The two agree to within Monte Carlo noise. Good — both halves of the solver are honest.

A picture of the optimum

import matplotlib.pyplot as plt

ps = np.linspace(0.01, 0.99, 200)
qs = np.array([solve(pp)[0] for pp in ps])

fig, ax = plt.subplots(figsize=(7, 5))
ax.plot(ps, qs, color="#1f77b4", lw=2)
ax.axvline(p_star, color="black", lw=0.8, ls="--", alpha=0.7)
ax.axhline(q_star, color="black", lw=0.8, ls="--", alpha=0.7)
ax.plot([p_star], [q_star], "ko", ms=6)
ax.annotate(
    f"$p^\\star \\approx {p_star:.4f}$\n$q^\\star \\approx {q_star:.10f}$",
    xy=(p_star, q_star), xytext=(p_star + 0.15, q_star - 0.04),
    arrowprops=dict(arrowstyle="->", color="black", lw=0.8),
)
ax.set_xlabel("home-run probability $p$ on a swung strike")
ax.set_ylabel("probability of reaching full count")
ax.set_xlim(0, 1)
ax.set_ylim(0, max(qs) * 1.1)
ax.grid(True, alpha=0.3)
plt.savefig("thumbnail.png", dpi=110, bbox_inches="tight")
plt.show()

Figure 1: Probability \(q(p)\) of an at-bat reaching a full count, under optimal mixed-strategy play. The maximum sits at \(p^\star \approx 0.227\) with \(q^\star \approx 0.2960\).

The shape makes sense.

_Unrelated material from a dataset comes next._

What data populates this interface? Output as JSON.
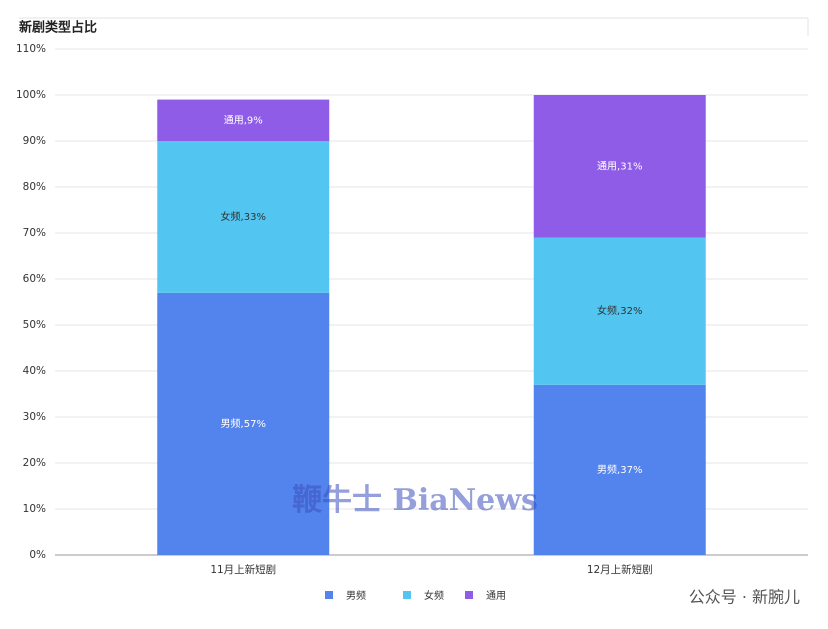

As \(p \to 0\), batters never bother swinging and pitchers always throw strikes, so at-bats end in three pitches (strikeouts) — full counts are rare. As \(p \to 1\), every swung strike is a home run; batters swing freely and at-bats end fast for the other reason. The sweet spot for length sits in between, just below \(p = \tfrac{1}{4}\).

What made it nice

The trick was the \(t \leftrightarrow \sigma\) symmetry. Once you spot that, every state collapses to a one-variable indifference equation, and the value recursion fits in a few lines of code. Wrapping it in a 1D optimiser over \(p\) does the rest.

The official Jane Street solution follows the same backward-induction-plus-1D-search and lands on the same answer, \(0.2959679934\).